Quand mon quotidien me laisse dans une impression de désœuvrement, que j’erre dans les rues pour tromper ma fatigue ou ma mauvaise humeur et n’ai pas les ressources pour retrouver du sens et de l’allant, je pars les retrouver loin du centre, au café-librairie La Lune au fond de l’eau. Dans une petite rue ombreuse, d’apparence assez misérable, ce lieu cachait bien ses trésors dans ses premiers mois d’existence, mais sa jolie devanture en bois et une enseigne ont depuis été exécutées par deux amies du collectif qui l’a créé.
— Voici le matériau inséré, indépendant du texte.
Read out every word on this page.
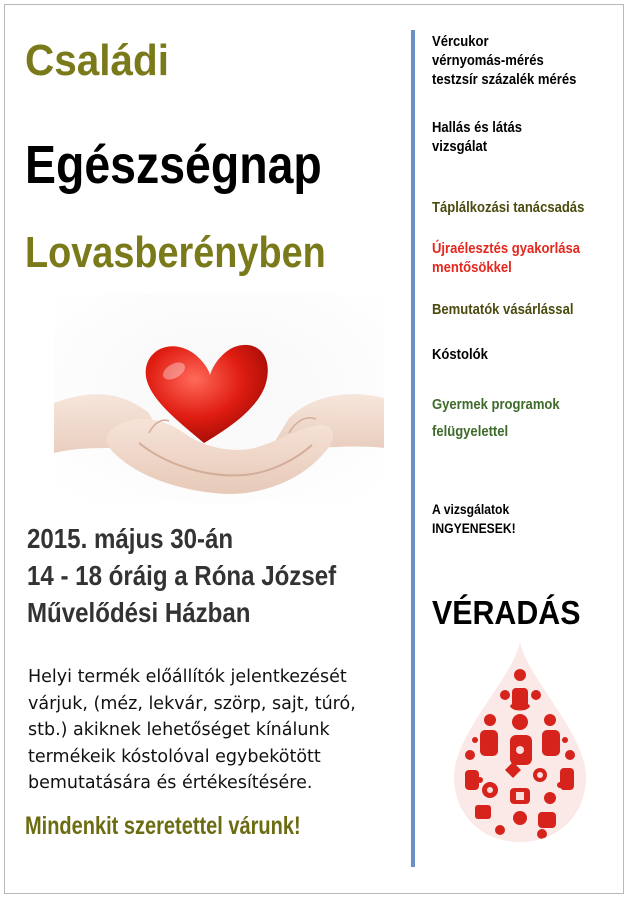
Családi
Egészségnap
Lovasberényben
2015. május 30-án
14 - 18 óráig a Róna József
Művelődési Házban

Helyi termék előállítók jelentkezését

várjuk, (méz, lekvár, szörp, sajt, túró,

stb.) akiknek lehetőséget kínálunk

termékeik kóstolóval egybekötött

bemutatására és értékesítésére.

Mindenkit szeretettel várunk!
Vércukor
vérnyomás-mérés
testzsír százalék mérés
Hallás és látás
vizsgálat
Táplálkozási tanácsadás
Újraélesztés gyakorlása
mentősökkel
Bemutatók vásárlással
Kóstolók
Gyermek programok
felügyelettel
A vizsgálatok
INGYENESEK!
VÉRADÁS
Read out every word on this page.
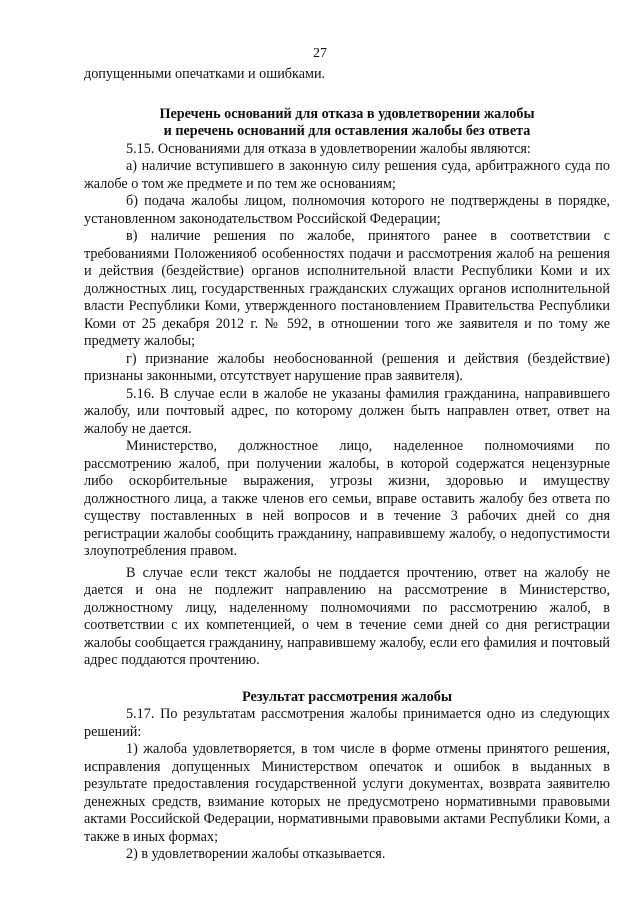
27

допущенными опечатками и ошибками.

Перечень оснований для отказа в удовлетворении жалобы

и перечень оснований для оставления жалобы без ответа

5.15. Основаниями для отказа в удовлетворении жалобы являются:

а) наличие вступившего в законную силу решения суда, арбитражного суда по жалобе о том же предмете и по тем же основаниям;

б) подача жалобы лицом, полномочия которого не подтверждены в порядке, установленном законодательством Российской Федерации;

в) наличие решения по жалобе, принятого ранее в соответствии с требованиями Положенияоб особенностях подачи и рассмотрения жалоб на решения и действия (бездействие) органов исполнительной власти Республики Коми и их должностных лиц, государственных гражданских служащих органов исполнительной власти Республики Коми, утвержденного постановлением Правительства Республики Коми от 25 декабря 2012 г. № 592, в отношении того же заявителя и по тому же предмету жалобы;

г) признание жалобы необоснованной (решения и действия (бездействие) признаны законными, отсутствует нарушение прав заявителя).

5.16. В случае если в жалобе не указаны фамилия гражданина, направившего жалобу, или почтовый адрес, по которому должен быть направлен ответ, ответ на жалобу не дается.

Министерство, должностное лицо, наделенное полномочиями по рассмотрению жалоб, при получении жалобы, в которой содержатся нецензурные либо оскорбительные выражения, угрозы жизни, здоровью и имуществу должностного лица, а также членов его семьи, вправе оставить жалобу без ответа по существу поставленных в ней вопросов и в течение 3 рабочих дней со дня регистрации жалобы сообщить гражданину, направившему жалобу, о недопустимости злоупотребления правом.

В случае если текст жалобы не поддается прочтению, ответ на жалобу не дается и она не подлежит направлению на рассмотрение в Министерство, должностному лицу, наделенному полномочиями по рассмотрению жалоб, в соответствии с их компетенцией, о чем в течение семи дней со дня регистрации жалобы сообщается гражданину, направившему жалобу, если его фамилия и почтовый адрес поддаются прочтению.

Результат рассмотрения жалобы

5.17. По результатам рассмотрения жалобы принимается одно из следующих решений:

1) жалоба удовлетворяется, в том числе в форме отмены принятого решения, исправления допущенных Министерством опечаток и ошибок в выданных в результате предоставления государственной услуги документах, возврата заявителю денежных средств, взимание которых не предусмотрено нормативными правовыми актами Российской Федерации, нормативными правовыми актами Республики Коми, а также в иных формах;

2) в удовлетворении жалобы отказывается.
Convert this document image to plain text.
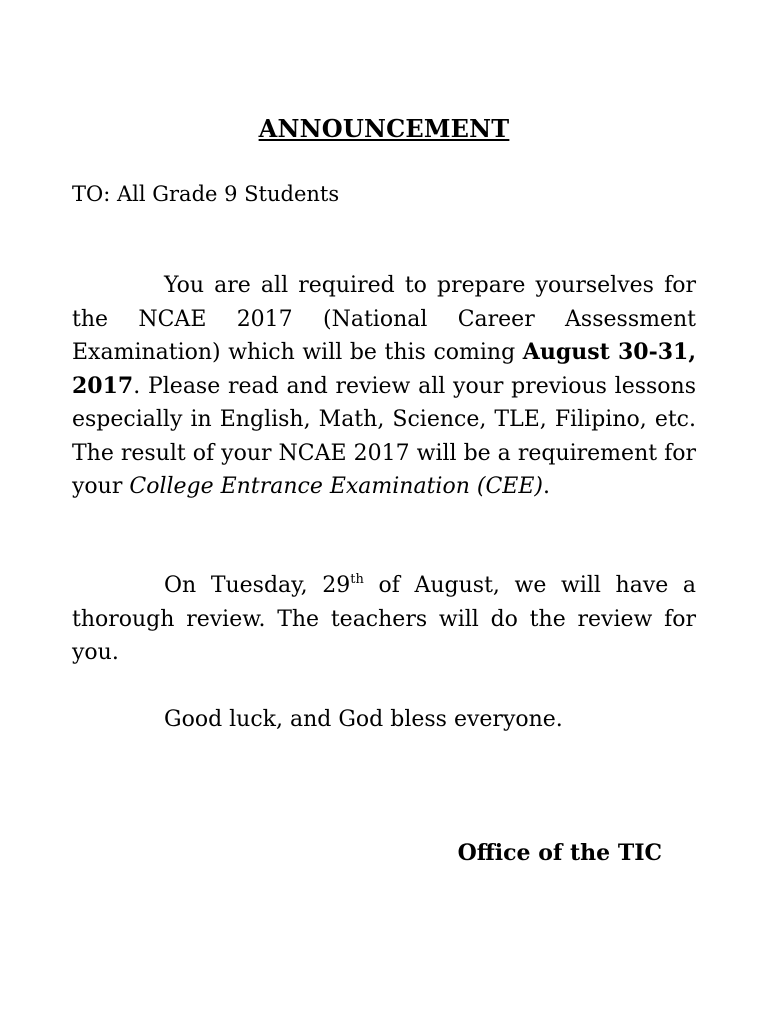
ANNOUNCEMENT
TO: All Grade 9 Students

You are all required to prepare yourselves for the NCAE 2017 (National Career Assessment Examination) which will be this coming August 30-31, 2017. Please read and review all your previous lessons especially in English, Math, Science, TLE, Filipino, etc. The result of your NCAE 2017 will be a requirement for your College Entrance Examination (CEE).

On Tuesday, 29th of August, we will have a thorough review. The teachers will do the review for you.

Good luck, and God bless everyone.

Office of the TIC
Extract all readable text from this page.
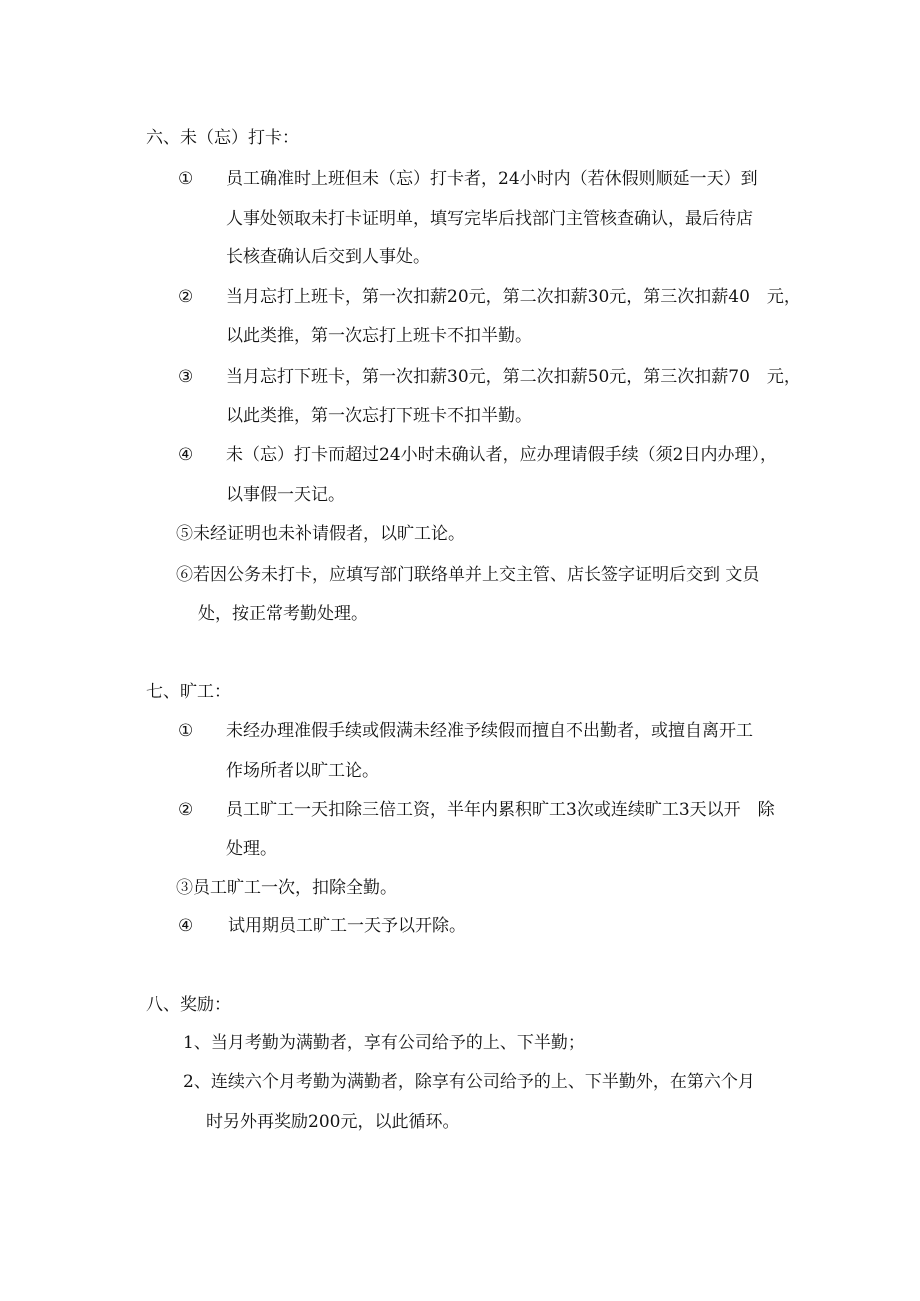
六、未（忘）打卡：
① 员工确准时上班但未（忘）打卡者，24小时内（若休假则顺延一天）到
人事处领取未打卡证明单，填写完毕后找部门主管核查确认，最后待店
长核查确认后交到人事处。
② 当月忘打上班卡，第一次扣薪20元，第二次扣薪30元，第三次扣薪40　元，
以此类推，第一次忘打上班卡不扣半勤。
③ 当月忘打下班卡，第一次扣薪30元，第二次扣薪50元，第三次扣薪70　元，
以此类推，第一次忘打下班卡不扣半勤。
④ 未（忘）打卡而超过24小时未确认者，应办理请假手续（须2日内办理），
以事假一天记。
⑤未经证明也未补请假者，以旷工论。
⑥若因公务未打卡，应填写部门联络单并上交主管、店长签字证明后交到 文员
处，按正常考勤处理。
七、旷工：
① 未经办理准假手续或假满未经准予续假而擅自不出勤者，或擅自离开工
作场所者以旷工论。
② 员工旷工一天扣除三倍工资，半年内累积旷工3次或连续旷工3天以开　除
处理。
③员工旷工一次，扣除全勤。
④ 试用期员工旷工一天予以开除。
八、奖励：
1、当月考勤为满勤者，享有公司给予的上、下半勤；
2、连续六个月考勤为满勤者，除享有公司给予的上、下半勤外，在第六个月
时另外再奖励200元，以此循环。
C’est un établissement qui a beaucoup évolué depuis ses débuts, de manière empirique, mais son principe essentiel est resté inchangé. Il s’agit de se plonger dans un siège moelleux et dans un livre, pour quelques minutes, ou plusieurs heures.
Ma principale angoisse est de ne pas trouver un coin où m’asseoir lorsque j’y pénètre. Il n’y a guère que quatre vieux canapés (les plus prisés car ils sont les sièges dans lesquels on s’enfonce le plus profondément), et quelques fauteuils et vieilles chaises disséminés çà et là.
Le lieu pourtant n’est pas minuscule, mais seul l’espace central est dévolu à la détente. Autour, contre deux murs, l’espace librairie finit immanquablement par m’arracher à mon fauteuil convoité et aussitôt investi par une prédatrice en quête d’une place assise ; je me plonge alors dans la contemplation des nouveaux livres présentés aux lectrices, les feuillette, me rassois sur un bord de marche.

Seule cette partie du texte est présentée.